At Stony Brook, Goroff held the title of chair for a 300-person department with a multi-million-dollar budget.

“That means I had to be ready to deal with whatever came across my desk each day, and had to be ready to make tough decisions and then defend
those decisions by the people who care about them,” said Goroff, continuing
on to say that she also runs a research lab. “I developed new materials for
solar energy. I had to come up with innovative research ideas based on
facts and evidence and then pitched those ideas to get support, and then
do the research and then figure out what it all means [and] looking at
evidence and analyzing it to come up with a solution.”

Goroff said that helping her students make a better future for themselves — whether in the classroom or in the lab — has been her favorite part about being at the university.

“I worked really hard to make the university a better place. When I was associate provost, an interim dean, and instructor of chemistry, that same drive is what drives me now,” she said. ”What the people of Stony Brook and the people of this district need is somebody who is going to go down to Washington and try to make things better there. It is the same motivation for me to see I need to get involved with the national level.”

Discussing her platform, Goroff highlighted that effectively addressing the public health crisis is atop the priority list.

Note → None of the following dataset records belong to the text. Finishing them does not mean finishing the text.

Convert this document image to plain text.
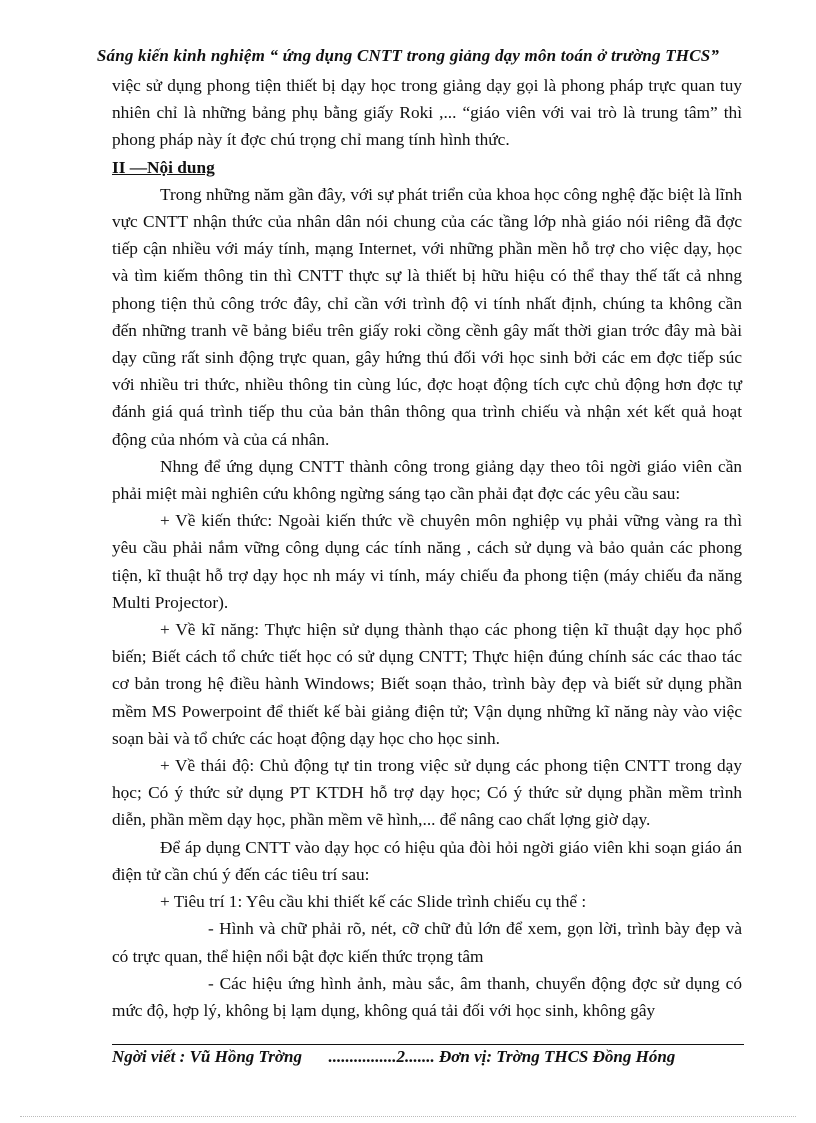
Sáng kiến kinh nghiệm “ ứng dụng CNTT trong giảng dạy môn toán ở trường THCS”

việc sử dụng phong tiện thiết bị dạy học trong giảng dạy gọi là phong pháp trực quan tuy nhiên chỉ là những bảng phụ bằng giấy Roki ,... “giáo viên với vai trò là trung tâm” thì phong pháp này ít đợc chú trọng chỉ mang tính hình thức.

II —Nội dung

Trong những năm gần đây, với sự phát triển của khoa học công nghệ đặc biệt là lĩnh vực CNTT nhận thức của nhân dân nói chung của các tầng lớp nhà giáo nói riêng đã đợc tiếp cận nhiều với máy tính, mạng Internet, với những phần mền hỗ trợ cho việc dạy, học và tìm kiếm thông tin thì CNTT thực sự là thiết bị hữu hiệu có thể thay thế tất cả nhng phong tiện thủ công trớc đây, chỉ cần với trình độ vi tính nhất định, chúng ta không cần đến những tranh vẽ bảng biểu trên giấy roki cồng cềnh gây mất thời gian trớc đây mà bài dạy cũng rất sinh động trực quan, gây hứng thú đối với học sinh bởi các em đợc tiếp súc với nhiều tri thức, nhiều thông tin cùng lúc, đợc hoạt động tích cực chủ động hơn đợc tự đánh giá quá trình tiếp thu của bản thân thông qua trình chiếu và nhận xét kết quả hoạt động của nhóm và của cá nhân.

Nhng để ứng dụng CNTT thành công trong giảng dạy theo tôi ngời giáo viên cần phải miệt mài nghiên cứu không ngừng sáng tạo cần phải đạt đợc các yêu cầu sau:

+ Về kiến thức: Ngoài kiến thức về chuyên môn nghiệp vụ phải vững vàng ra thì yêu cầu phải nắm vững công dụng các tính năng , cách sử dụng và bảo quản các phong tiện, kĩ thuật hỗ trợ dạy học nh máy vi tính, máy chiếu đa phong tiện (máy chiếu đa năng Multi Projector).

+ Về kĩ năng: Thực hiện sử dụng thành thạo các phong tiện kĩ thuật dạy học phổ biến; Biết cách tổ chức tiết học có sử dụng CNTT; Thực hiện đúng chính sác các thao tác cơ bản trong hệ điều hành Windows; Biết soạn thảo, trình bày đẹp và biết sử dụng phần mềm MS Powerpoint để thiết kế bài giảng điện tử; Vận dụng những kĩ năng này vào việc soạn bài và tổ chức các hoạt động dạy học cho học sinh.

+ Về thái độ: Chủ động tự tin trong việc sử dụng các phong tiện CNTT trong dạy học; Có ý thức sử dụng PT KTDH hỗ trợ dạy học; Có ý thức sử dụng phần mềm trình diễn, phần mềm dạy học, phần mềm vẽ hình,... để nâng cao chất lợng giờ dạy.

Để áp dụng CNTT vào dạy học có hiệu qủa đòi hỏi ngời giáo viên khi soạn giáo án điện tử cần chú ý đến các tiêu trí sau:

+ Tiêu trí 1: Yêu cầu khi thiết kế các Slide trình chiếu cụ thể :

- Hình và chữ phải rõ, nét, cỡ chữ đủ lớn để xem, gọn lời, trình bày đẹp và có trực quan, thể hiện nổi bật đợc kiến thức trọng tâm

- Các hiệu ứng hình ảnh, màu sắc, âm thanh, chuyển động đợc sử dụng có mức độ, hợp lý, không bị lạm dụng, không quá tải đối với học sinh, không gây

Ngời viết : Vũ Hồng Trờng ................2....... Đơn vị: Trờng THCS Đồng Hóng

“How do we get out of the pandemic and how do we get out from the economic crisis that has resulted from the pandemic? That is my top
priority; we need to get ahead of and a hold of the pandemic, which means
sending very clear messages about the importance of wearing masks in
public, having testing that is available, fast, free, so that we can actually
use testing both for contact tracing, which is really important, and also
make sure people aren’t going to work or to school if they actually are contagious,” she said.

As the pandemic is directly relevant to the economic crisis, too, Goroff
said that federal monies are absolutely needed on Long Island. She pointed
out that the federal government is the only entity that can financially assist
the local municipalities as well as the school districts.

Thirdly, Goroff talked about climate change, which she said is the
initial motivation for her joining the race.

“It has the same or bigger potential over time to be disruptive to our
lives and the lives of people all over the globe [as the pandemic],” Goroff
said. “Sea-level rise, coastal erosion, extreme weather events: those are
our biggest national security risks because of movement of people
around the globe, because of changing climates and droughts and floods
around the globe.”

Goroff has been present in the Advance’s readership. She has demonstrated at a USPS rally in August in Bellport as well as a Black Lives Matter movement in early June (also in Bellport). Her team has also disseminated advertisements of her campaign through commercials, phone banks, and other methods throughout the district.